Так что Лили начистила столовые приборы, помыла посуду и расстелила скатерть – вернее, попыталась это сделать, потому что прямо у локтя вдруг возникла Петунья и отстранила ее от стола со словами:
- Лили, как же ты замуж собираешься выходить? Я даже из кухни вижу, что у тебя тут сплошные складки!
Лили еле проглотила так и просившийся на язык ответ – вот уж на что Джеймсу было в высшей степени наплевать, так это на ее таланты накрывать на стол. И с еще большим трудом проглотила вопрос, каким чудом сестре удалось так идеально выровнять скатерть.
Мама проскользнула к сушилке, собираясь протереть фарфор; Петунья буквально выхватила посуду у нее из рук.
- Нет, мамуля, - запротестовала она, - отдыхай, сегодня будем хозяйничать мы с Лили. Мы же уже почти взрослые женщины.
- Ну да, совсем взрослые – одной шестнадцать, другой восемнадцать, - улыбнулась мама, целуя в щеку старшую дочь, но взгляд ее затуманился.
Сервировка обеда в исполнении Петуньи была достойна приема у герцогини. Она усадила маму во главе стола и отдавала Лили распоряжения, куда лучше поставить то или иное блюдо, но недовольно поджимала губы и поправляла каждую тарелку, как только та оказывалась на столе. От чудесных запахов – жареный цыпленок с подливкой, чесноком и петрушкой – у Лили потекли слюнки; не дожидаясь, пока Петунья прочитает молитву, она воткнула ложку в блюдо с картофелем и заработала от сестры убийственный взгляд.
- Петунья, кажется, ты перестаралась, - мамины глаза искрились от смеха. - Лили оказалась совершенно не в силах устоять.
- Пожалуйста, поторопись, - простонала Лили.

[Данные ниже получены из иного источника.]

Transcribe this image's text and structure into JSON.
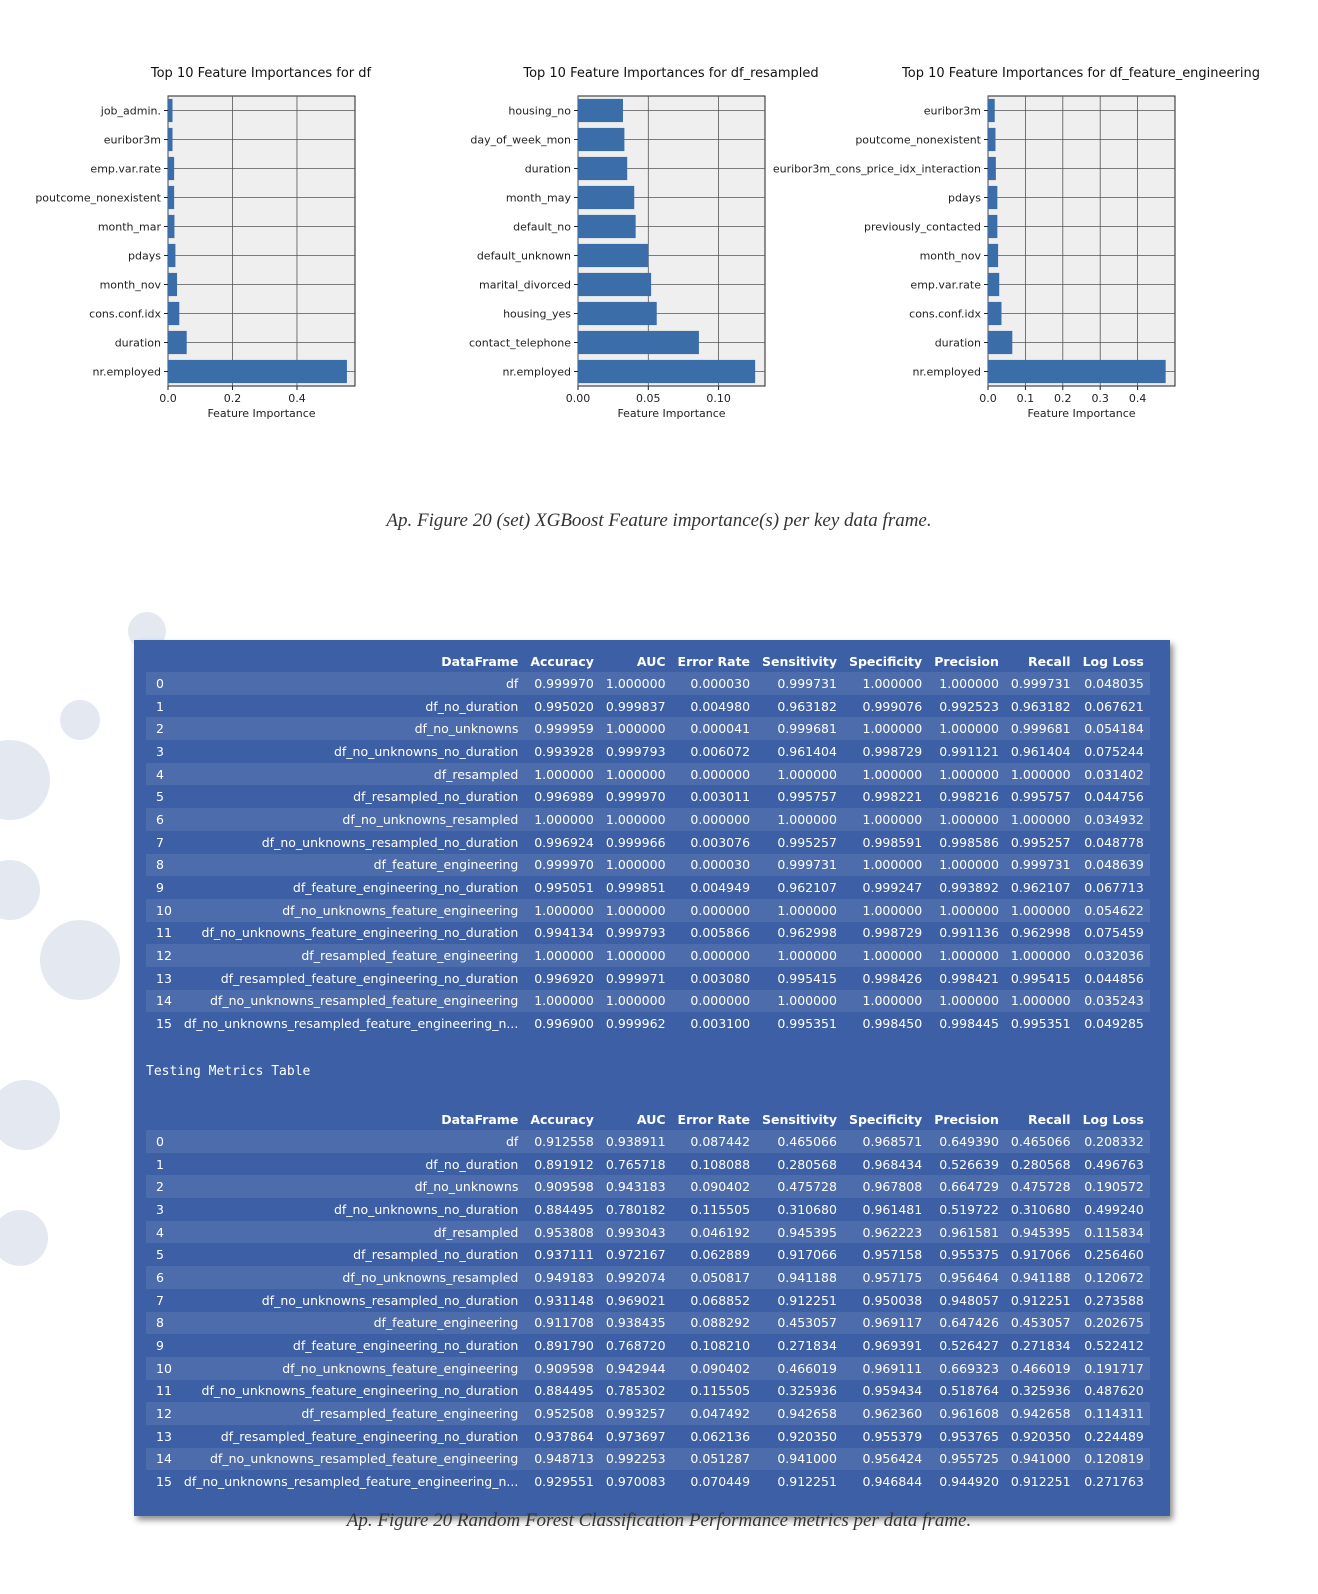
{
  "figure_caption_1": "Ap. Figure 20 (set) XGBoost Feature importance(s) per key data frame.",
  "figure_caption_2": "Ap. Figure 20 Random Forest Classification Performance metrics per data frame.",
  "colors": {
    "bar": "#3b6ea8",
    "plot_bg": "#efefef",
    "table_bg": "#3d5fa5"
  },
  "chart_data": [
    {
      "type": "bar",
      "orientation": "horizontal",
      "title": "Top 10 Feature Importances for df",
      "xlabel": "Feature Importance",
      "ylabel": "",
      "xlim": [
        0,
        0.58
      ],
      "xticks": [
        "0.0",
        "0.2",
        "0.4"
      ],
      "xtick_values": [
        0,
        0.2,
        0.4
      ],
      "grid": true,
      "categories": [
        "job_admin.",
        "euribor3m",
        "emp.var.rate",
        "poutcome_nonexistent",
        "month_mar",
        "pdays",
        "month_nov",
        "cons.conf.idx",
        "duration",
        "nr.employed"
      ],
      "values": [
        0.014,
        0.014,
        0.019,
        0.019,
        0.02,
        0.023,
        0.028,
        0.035,
        0.058,
        0.555
      ]
    },
    {
      "type": "bar",
      "orientation": "horizontal",
      "title": "Top 10 Feature Importances for df_resampled",
      "xlabel": "Feature Importance",
      "ylabel": "",
      "xlim": [
        0,
        0.133
      ],
      "xticks": [
        "0.00",
        "0.05",
        "0.10"
      ],
      "xtick_values": [
        0,
        0.05,
        0.1
      ],
      "grid": true,
      "categories": [
        "housing_no",
        "day_of_week_mon",
        "duration",
        "month_may",
        "default_no",
        "default_unknown",
        "marital_divorced",
        "housing_yes",
        "contact_telephone",
        "nr.employed"
      ],
      "values": [
        0.032,
        0.033,
        0.035,
        0.04,
        0.041,
        0.05,
        0.052,
        0.056,
        0.086,
        0.126
      ]
    },
    {
      "type": "bar",
      "orientation": "horizontal",
      "title": "Top 10 Feature Importances for df_feature_engineering",
      "xlabel": "Feature Importance",
      "ylabel": "",
      "xlim": [
        0,
        0.5
      ],
      "xticks": [
        "0.0",
        "0.1",
        "0.2",
        "0.3",
        "0.4"
      ],
      "xtick_values": [
        0,
        0.1,
        0.2,
        0.3,
        0.4
      ],
      "grid": true,
      "categories": [
        "euribor3m",
        "poutcome_nonexistent",
        "euribor3m_cons_price_idx_interaction",
        "pdays",
        "previously_contacted",
        "month_nov",
        "emp.var.rate",
        "cons.conf.idx",
        "duration",
        "nr.employed"
      ],
      "values": [
        0.018,
        0.02,
        0.021,
        0.025,
        0.025,
        0.027,
        0.03,
        0.036,
        0.065,
        0.475
      ]
    }
  ],
  "training_table": {
    "headers": [
      "",
      "DataFrame",
      "Accuracy",
      "AUC",
      "Error Rate",
      "Sensitivity",
      "Specificity",
      "Precision",
      "Recall",
      "Log Loss"
    ],
    "rows": [
      [
        "0",
        "df",
        "0.999970",
        "1.000000",
        "0.000030",
        "0.999731",
        "1.000000",
        "1.000000",
        "0.999731",
        "0.048035"
      ],
      [
        "1",
        "df_no_duration",
        "0.995020",
        "0.999837",
        "0.004980",
        "0.963182",
        "0.999076",
        "0.992523",
        "0.963182",
        "0.067621"
      ],
      [
        "2",
        "df_no_unknowns",
        "0.999959",
        "1.000000",
        "0.000041",
        "0.999681",
        "1.000000",
        "1.000000",
        "0.999681",
        "0.054184"
      ],
      [
        "3",
        "df_no_unknowns_no_duration",
        "0.993928",
        "0.999793",
        "0.006072",
        "0.961404",
        "0.998729",
        "0.991121",
        "0.961404",
        "0.075244"
      ],
      [
        "4",
        "df_resampled",
        "1.000000",
        "1.000000",
        "0.000000",
        "1.000000",
        "1.000000",
        "1.000000",
        "1.000000",
        "0.031402"
      ],
      [
        "5",
        "df_resampled_no_duration",
        "0.996989",
        "0.999970",
        "0.003011",
        "0.995757",
        "0.998221",
        "0.998216",
        "0.995757",
        "0.044756"
      ],
      [
        "6",
        "df_no_unknowns_resampled",
        "1.000000",
        "1.000000",
        "0.000000",
        "1.000000",
        "1.000000",
        "1.000000",
        "1.000000",
        "0.034932"
      ],
      [
        "7",
        "df_no_unknowns_resampled_no_duration",
        "0.996924",
        "0.999966",
        "0.003076",
        "0.995257",
        "0.998591",
        "0.998586",
        "0.995257",
        "0.048778"
      ],
      [
        "8",
        "df_feature_engineering",
        "0.999970",
        "1.000000",
        "0.000030",
        "0.999731",
        "1.000000",
        "1.000000",
        "0.999731",
        "0.048639"
      ],
      [
        "9",
        "df_feature_engineering_no_duration",
        "0.995051",
        "0.999851",
        "0.004949",
        "0.962107",
        "0.999247",
        "0.993892",
        "0.962107",
        "0.067713"
      ],
      [
        "10",
        "df_no_unknowns_feature_engineering",
        "1.000000",
        "1.000000",
        "0.000000",
        "1.000000",
        "1.000000",
        "1.000000",
        "1.000000",
        "0.054622"
      ],
      [
        "11",
        "df_no_unknowns_feature_engineering_no_duration",
        "0.994134",
        "0.999793",
        "0.005866",
        "0.962998",
        "0.998729",
        "0.991136",
        "0.962998",
        "0.075459"
      ],
      [
        "12",
        "df_resampled_feature_engineering",
        "1.000000",
        "1.000000",
        "0.000000",
        "1.000000",
        "1.000000",
        "1.000000",
        "1.000000",
        "0.032036"
      ],
      [
        "13",
        "df_resampled_feature_engineering_no_duration",
        "0.996920",
        "0.999971",
        "0.003080",
        "0.995415",
        "0.998426",
        "0.998421",
        "0.995415",
        "0.044856"
      ],
      [
        "14",
        "df_no_unknowns_resampled_feature_engineering",
        "1.000000",
        "1.000000",
        "0.000000",
        "1.000000",
        "1.000000",
        "1.000000",
        "1.000000",
        "0.035243"
      ],
      [
        "15",
        "df_no_unknowns_resampled_feature_engineering_n...",
        "0.996900",
        "0.999962",
        "0.003100",
        "0.995351",
        "0.998450",
        "0.998445",
        "0.995351",
        "0.049285"
      ]
    ]
  },
  "testing_label": "Testing Metrics Table",
  "testing_table": {
    "headers": [
      "",
      "DataFrame",
      "Accuracy",
      "AUC",
      "Error Rate",
      "Sensitivity",
      "Specificity",
      "Precision",
      "Recall",
      "Log Loss"
    ],
    "rows": [
      [
        "0",
        "df",
        "0.912558",
        "0.938911",
        "0.087442",
        "0.465066",
        "0.968571",
        "0.649390",
        "0.465066",
        "0.208332"
      ],
      [
        "1",
        "df_no_duration",
        "0.891912",
        "0.765718",
        "0.108088",
        "0.280568",
        "0.968434",
        "0.526639",
        "0.280568",
        "0.496763"
      ],
      [
        "2",
        "df_no_unknowns",
        "0.909598",
        "0.943183",
        "0.090402",
        "0.475728",
        "0.967808",
        "0.664729",
        "0.475728",
        "0.190572"
      ],
      [
        "3",
        "df_no_unknowns_no_duration",
        "0.884495",
        "0.780182",
        "0.115505",
        "0.310680",
        "0.961481",
        "0.519722",
        "0.310680",
        "0.499240"
      ],
      [
        "4",
        "df_resampled",
        "0.953808",
        "0.993043",
        "0.046192",
        "0.945395",
        "0.962223",
        "0.961581",
        "0.945395",
        "0.115834"
      ],
      [
        "5",
        "df_resampled_no_duration",
        "0.937111",
        "0.972167",
        "0.062889",
        "0.917066",
        "0.957158",
        "0.955375",
        "0.917066",
        "0.256460"
      ],
      [
        "6",
        "df_no_unknowns_resampled",
        "0.949183",
        "0.992074",
        "0.050817",
        "0.941188",
        "0.957175",
        "0.956464",
        "0.941188",
        "0.120672"
      ],
      [
        "7",
        "df_no_unknowns_resampled_no_duration",
        "0.931148",
        "0.969021",
        "0.068852",
        "0.912251",
        "0.950038",
        "0.948057",
        "0.912251",
        "0.273588"
      ],
      [
        "8",
        "df_feature_engineering",
        "0.911708",
        "0.938435",
        "0.088292",
        "0.453057",
        "0.969117",
        "0.647426",
        "0.453057",
        "0.202675"
      ],
      [
        "9",
        "df_feature_engineering_no_duration",
        "0.891790",
        "0.768720",
        "0.108210",
        "0.271834",
        "0.969391",
        "0.526427",
        "0.271834",
        "0.522412"
      ],
      [
        "10",
        "df_no_unknowns_feature_engineering",
        "0.909598",
        "0.942944",
        "0.090402",
        "0.466019",
        "0.969111",
        "0.669323",
        "0.466019",
        "0.191717"
      ],
      [
        "11",
        "df_no_unknowns_feature_engineering_no_duration",
        "0.884495",
        "0.785302",
        "0.115505",
        "0.325936",
        "0.959434",
        "0.518764",
        "0.325936",
        "0.487620"
      ],
      [
        "12",
        "df_resampled_feature_engineering",
        "0.952508",
        "0.993257",
        "0.047492",
        "0.942658",
        "0.962360",
        "0.961608",
        "0.942658",
        "0.114311"
      ],
      [
        "13",
        "df_resampled_feature_engineering_no_duration",
        "0.937864",
        "0.973697",
        "0.062136",
        "0.920350",
        "0.955379",
        "0.953765",
        "0.920350",
        "0.224489"
      ],
      [
        "14",
        "df_no_unknowns_resampled_feature_engineering",
        "0.948713",
        "0.992253",
        "0.051287",
        "0.941000",
        "0.956424",
        "0.955725",
        "0.941000",
        "0.120819"
      ],
      [
        "15",
        "df_no_unknowns_resampled_feature_engineering_n...",
        "0.929551",
        "0.970083",
        "0.070449",
        "0.912251",
        "0.946844",
        "0.944920",
        "0.912251",
        "0.271763"
      ]
    ]
  }
}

Разумеется, сестра поняла “поторопись” как “делай как можно медленнее” и затянула длиннющую молитву. Лили не могла мысленно не отметить, насколько же это действо отличалось от Рождества с Джеймсом и ребятами – разумеется, они всегда приглашали Сириуса, Ремуса и Питера, и те всегда приходили. Джеймс и Сириус запускали разные экстравагантные хлопушки и рождественские фейерверки из “Зонко”, и что-то неизбежно загоралось, но Лили или Ремус – а чаще оба сразу, поскольку пожар обычно начинался сразу в нескольких местах – заливали пламя холодной водой. Рождественский обед, как правило, варьировался от крайне экзотичного до полнейшей дикости – в зависимости от того, что именно на сей раз откопали в тайских, марокканских или камбоджийских ресторанчиках Сириус с Ремусом. Потом Ремус играл на пианино рождественские гимны – первую пару гимнов пели серьезно, но Сириус и Джеймс всегда сводили их к игре в слова – конечно же, неприличные.